“Self-Consistency of Starting Motif in Sequence Scoring Motif Searching”
Transcriptional regulation is one of the primary methods through which organisms regulate protein synthesis. Transcription factors (TFs) carry out this regulation by binding to DNA, thereby enhancing (activators) or blocking (repressors) binding of RNA polymerase to gene promoter regions. DNA-binding proteins may bind to DNA nonspecifically or in a sequence and position-specific manner, but all transcription factors are unique in that they bind to a wide variety of specific sequences, collectively known as a binding motif. Computational methods allow us to calculate the probability distribution for TF binding over the entire genome of an organism. By utilizing different sequence scoring methods and biophysical models of binding, we extend this technique in order to assess the “self-consistency” of a binding motif. Starting with experimentally determined TF binding sites, we compute the binding probability distribution for the TF, and use this distribution to derive a new motif. We then iterate this expectation maximization process until convergence. Our results reveal that most TF-binding motifs are, to some degree, self-consistent. This finding provides a novel tool for analyzing TF-binding motifs, and a natural means for defining the essential components of a TF regulatory network, bringing us closer to understanding their roles in cellular decision-making.

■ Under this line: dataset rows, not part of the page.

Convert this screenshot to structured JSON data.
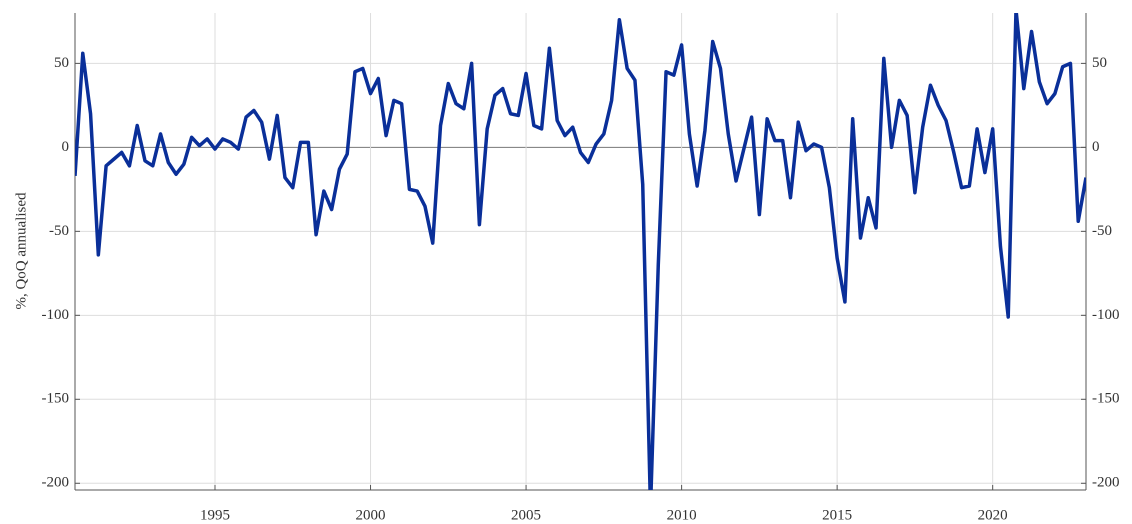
{
  "chart_data": {
    "type": "line",
    "y_label": "%, QoQ annualised",
    "x": [
      1990.5,
      1990.75,
      1991,
      1991.25,
      1991.5,
      1991.75,
      1992,
      1992.25,
      1992.5,
      1992.75,
      1993,
      1993.25,
      1993.5,
      1993.75,
      1994,
      1994.25,
      1994.5,
      1994.75,
      1995,
      1995.25,
      1995.5,
      1995.75,
      1996,
      1996.25,
      1996.5,
      1996.75,
      1997,
      1997.25,
      1997.5,
      1997.75,
      1998,
      1998.25,
      1998.5,
      1998.75,
      1999,
      1999.25,
      1999.5,
      1999.75,
      2000,
      2000.25,
      2000.5,
      2000.75,
      2001,
      2001.25,
      2001.5,
      2001.75,
      2002,
      2002.25,
      2002.5,
      2002.75,
      2003,
      2003.25,
      2003.5,
      2003.75,
      2004,
      2004.25,
      2004.5,
      2004.75,
      2005,
      2005.25,
      2005.5,
      2005.75,
      2006,
      2006.25,
      2006.5,
      2006.75,
      2007,
      2007.25,
      2007.5,
      2007.75,
      2008,
      2008.25,
      2008.5,
      2008.75,
      2009,
      2009.25,
      2009.5,
      2009.75,
      2010,
      2010.25,
      2010.5,
      2010.75,
      2011,
      2011.25,
      2011.5,
      2011.75,
      2012,
      2012.25,
      2012.5,
      2012.75,
      2013,
      2013.25,
      2013.5,
      2013.75,
      2014,
      2014.25,
      2014.5,
      2014.75,
      2015,
      2015.25,
      2015.5,
      2015.75,
      2016,
      2016.25,
      2016.5,
      2016.75,
      2017,
      2017.25,
      2017.5,
      2017.75,
      2018,
      2018.25,
      2018.5,
      2018.75,
      2019,
      2019.25,
      2019.5,
      2019.75,
      2020,
      2020.25,
      2020.5,
      2020.75,
      2021,
      2021.25,
      2021.5,
      2021.75,
      2022,
      2022.25,
      2022.5,
      2022.75,
      2023
    ],
    "series": [
      {
        "color": "#0a2f99",
        "values": [
          -17,
          56,
          20,
          -64,
          -11,
          -7,
          -3,
          -11,
          13,
          -8,
          -11,
          8,
          -9,
          -16,
          -10,
          6,
          1,
          5,
          -1,
          5,
          3,
          -1,
          18,
          22,
          15,
          -7,
          19,
          -18,
          -24,
          3,
          3,
          -52,
          -26,
          -37,
          -13,
          -4,
          45,
          47,
          32,
          41,
          7,
          28,
          26,
          -25,
          -26,
          -35,
          -57,
          13,
          38,
          26,
          23,
          50,
          -46,
          11,
          31,
          35,
          20,
          19,
          44,
          13,
          11,
          59,
          16,
          7,
          12,
          -3,
          -9,
          2,
          8,
          28,
          76,
          47,
          40,
          -22,
          -215,
          -70,
          45,
          43,
          61,
          8,
          -23,
          10,
          63,
          47,
          8,
          -20,
          -1,
          18,
          -40,
          17,
          4,
          4,
          -30,
          15,
          -2,
          2,
          0,
          -24,
          -66,
          -92,
          17,
          -54,
          -30,
          -48,
          53,
          0,
          28,
          19,
          -27,
          12,
          37,
          25,
          16,
          -3,
          -24,
          -23,
          11,
          -15,
          11,
          -59,
          -101,
          82,
          35,
          69,
          39,
          26,
          32,
          48,
          50,
          -44,
          -18
        ]
      }
    ],
    "xlim": [
      1990.5,
      2023
    ],
    "xticks": [
      1995,
      2000,
      2005,
      2010,
      2015,
      2020
    ],
    "ylim": [
      -204,
      80
    ],
    "yticks": [
      -200,
      -150,
      -100,
      -50,
      0,
      50
    ],
    "grid": true
  }
}
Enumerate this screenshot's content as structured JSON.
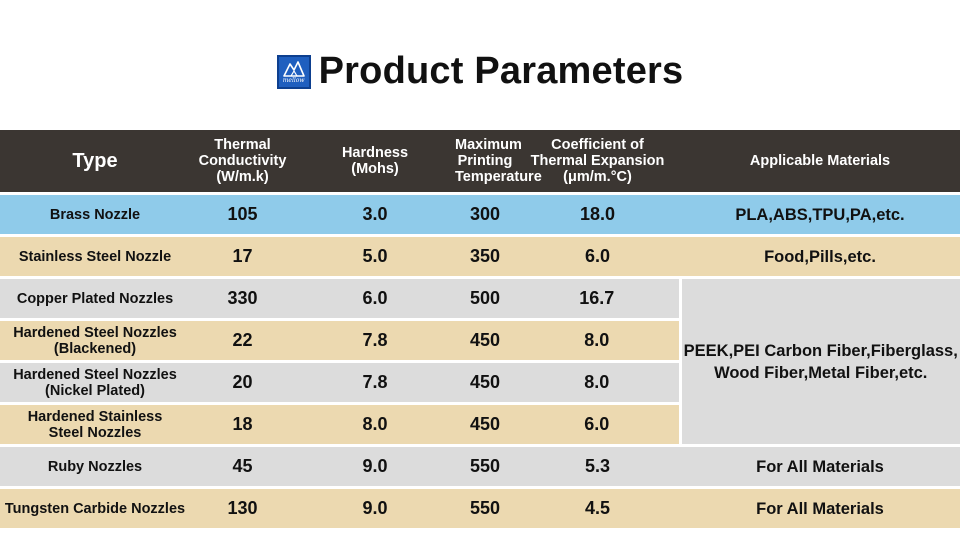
{
  "header": {
    "logo_text": "mellow",
    "title": "Product Parameters"
  },
  "table": {
    "columns": [
      "Type",
      "Thermal Conductivity\n(W/m.k)",
      "Hardness\n(Mohs)",
      "Maximum\nPrinting\nTemperature",
      "Coefficient of\nThermal Expansion\n(μm/m.°C)",
      "Applicable Materials"
    ],
    "rows": [
      {
        "type": "Brass Nozzle",
        "conductivity": "105",
        "hardness": "3.0",
        "max_temp": "300",
        "expansion": "18.0",
        "materials": "PLA,ABS,TPU,PA,etc."
      },
      {
        "type": "Stainless Steel Nozzle",
        "conductivity": "17",
        "hardness": "5.0",
        "max_temp": "350",
        "expansion": "6.0",
        "materials": "Food,Pills,etc."
      },
      {
        "type": "Copper Plated Nozzles",
        "conductivity": "330",
        "hardness": "6.0",
        "max_temp": "500",
        "expansion": "16.7",
        "materials": "PEEK,PEI Carbon Fiber,Fiberglass,\nWood Fiber,Metal Fiber,etc."
      },
      {
        "type": "Hardened Steel Nozzles\n(Blackened)",
        "conductivity": "22",
        "hardness": "7.8",
        "max_temp": "450",
        "expansion": "8.0"
      },
      {
        "type": "Hardened Steel Nozzles\n(Nickel Plated)",
        "conductivity": "20",
        "hardness": "7.8",
        "max_temp": "450",
        "expansion": "8.0"
      },
      {
        "type": "Hardened Stainless\nSteel Nozzles",
        "conductivity": "18",
        "hardness": "8.0",
        "max_temp": "450",
        "expansion": "6.0"
      },
      {
        "type": "Ruby Nozzles",
        "conductivity": "45",
        "hardness": "9.0",
        "max_temp": "550",
        "expansion": "5.3",
        "materials": "For All Materials"
      },
      {
        "type": "Tungsten Carbide Nozzles",
        "conductivity": "130",
        "hardness": "9.0",
        "max_temp": "550",
        "expansion": "4.5",
        "materials": "For All Materials"
      }
    ]
  },
  "colors": {
    "header_bg": "#3b3632",
    "highlight_row_bg": "#8fcbea",
    "highlight_text": "#e0141e",
    "tan_row_bg": "#ecd9b0",
    "gray_row_bg": "#dcdcdc",
    "logo_bg": "#1f5fbf"
  }
}
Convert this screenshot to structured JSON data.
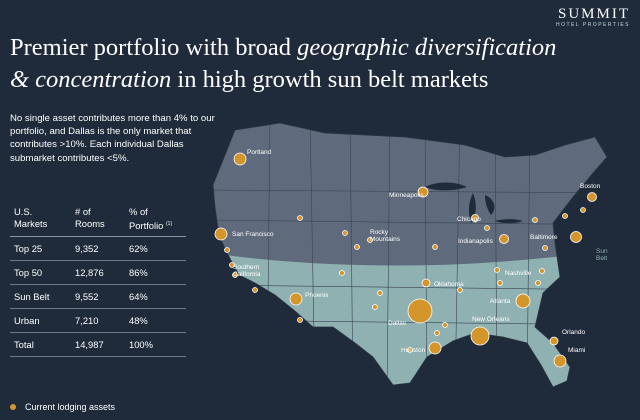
{
  "logo": {
    "name": "SUMMIT",
    "tagline": "HOTEL PROPERTIES"
  },
  "title": {
    "part1": "Premier portfolio with broad ",
    "italic1": "geographic diversification",
    "italic2": "& concentration",
    "part2": " in high growth sun belt markets"
  },
  "intro": "No single asset contributes more than 4% to our portfolio, and Dallas is the only market that contributes >10%. Each individual Dallas submarket contributes <5%.",
  "table": {
    "headers": {
      "markets_line1": "U.S.",
      "markets_line2": "Markets",
      "rooms_line1": "# of",
      "rooms_line2": "Rooms",
      "portfolio_line1": "% of",
      "portfolio_line2": "Portfolio",
      "portfolio_note": "(1)"
    },
    "rows": [
      {
        "market": "Top 25",
        "rooms": "9,352",
        "pct": "62%"
      },
      {
        "market": "Top 50",
        "rooms": "12,876",
        "pct": "86%"
      },
      {
        "market": "Sun Belt",
        "rooms": "9,552",
        "pct": "64%"
      },
      {
        "market": "Urban",
        "rooms": "7,210",
        "pct": "48%"
      },
      {
        "market": "Total",
        "rooms": "14,987",
        "pct": "100%"
      }
    ]
  },
  "map": {
    "cities": [
      "Portland",
      "Minneapolis",
      "Boston",
      "Chicago",
      "San Francisco",
      "Rocky Mountains",
      "Indianapolis",
      "Baltimore",
      "Southern California",
      "Nashville",
      "Oklahoma",
      "Phoenix",
      "Atlanta",
      "Dallas",
      "New Orleans",
      "Orlando",
      "Houston",
      "Miami"
    ],
    "sun_belt_label": "Sun Belt",
    "colors": {
      "land_north": "#5f6b7c",
      "land_sunbelt": "#8fb1b1",
      "asset": "#d4952a"
    }
  },
  "legend": {
    "label": "Current lodging assets"
  }
}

How did you find your mentor for year research project?
I looked at the faculty research profiles on the Department of Biological Sciences website and found my mentor’s research description appealing, so I contacted him.
How did you know this was the project you wanted to do?
I took an interest in genomics and I felt that exploring scientific questions via computational methods would be a good fit for me as my schedule required more flexible lab hours and I had a strong background in computer programming.
Is this your first independent research project?
No, I had done research in the past at several other institutions.
How much time do you put into it? Do you get course credit for this work?
I put in from eight to 30 hours a week depending on the phase of the project. I receive credit through BIOL499.
How did you hear about the Undergraduate Research Award (URA) program?
I first heard about URAs at URCAD upon seeing so many of my peers that had been recipients and then sought out Ms. McGlynn to find out more about it.
What academic background did you have before you applied for the URA?
I had taken strong classes in biology, chemistry and computer science, as well as presented prior work from this lab at URCAD.
Was the application difficult to do? How much did your mentor help you with the application?
The application was quite straightforward and a good exercise in project planning. My mentor helped me develop a long-term plan and reviewed the language of the application.
What has been the hardest part about your research?
Learning about computational methods of hypothesis testing in contrast to the traditional methods employed in wet labs. I found it particularly challenging to understand the significance of a result in the context of the assumptions made in the theoretical framework of the computational models.
What was the most unexpected thing?
How easy it was to get started! Admittedly, it is a lot of work to learn the foundations, but with relative ease, one can begin answering biologically relevant questions with a minimal amount of effort and computational power.
How does your research relate to your work in other classes?
Certainly my genetics class more than anything else has been incredibly useful in understanding the background for my project, but in particular the mathematics and computer science courses have been invaluable in the implementation of the computational models.
What else are you involved in on campus?
I TA for the introductory biology course (BIOL141), write a science column for the Retriever Weekly and participate in the Undergraduate Admissions Ambassadors program.
What is your advice to other students about getting involved in research?
Meet with a lot of people! Ask your peers already involved with research, meet with your academic advisor, and then with the faculty in your department.
What are your career goals?
I hope to pursue a PhD in the area of neuroscience and/or genomics.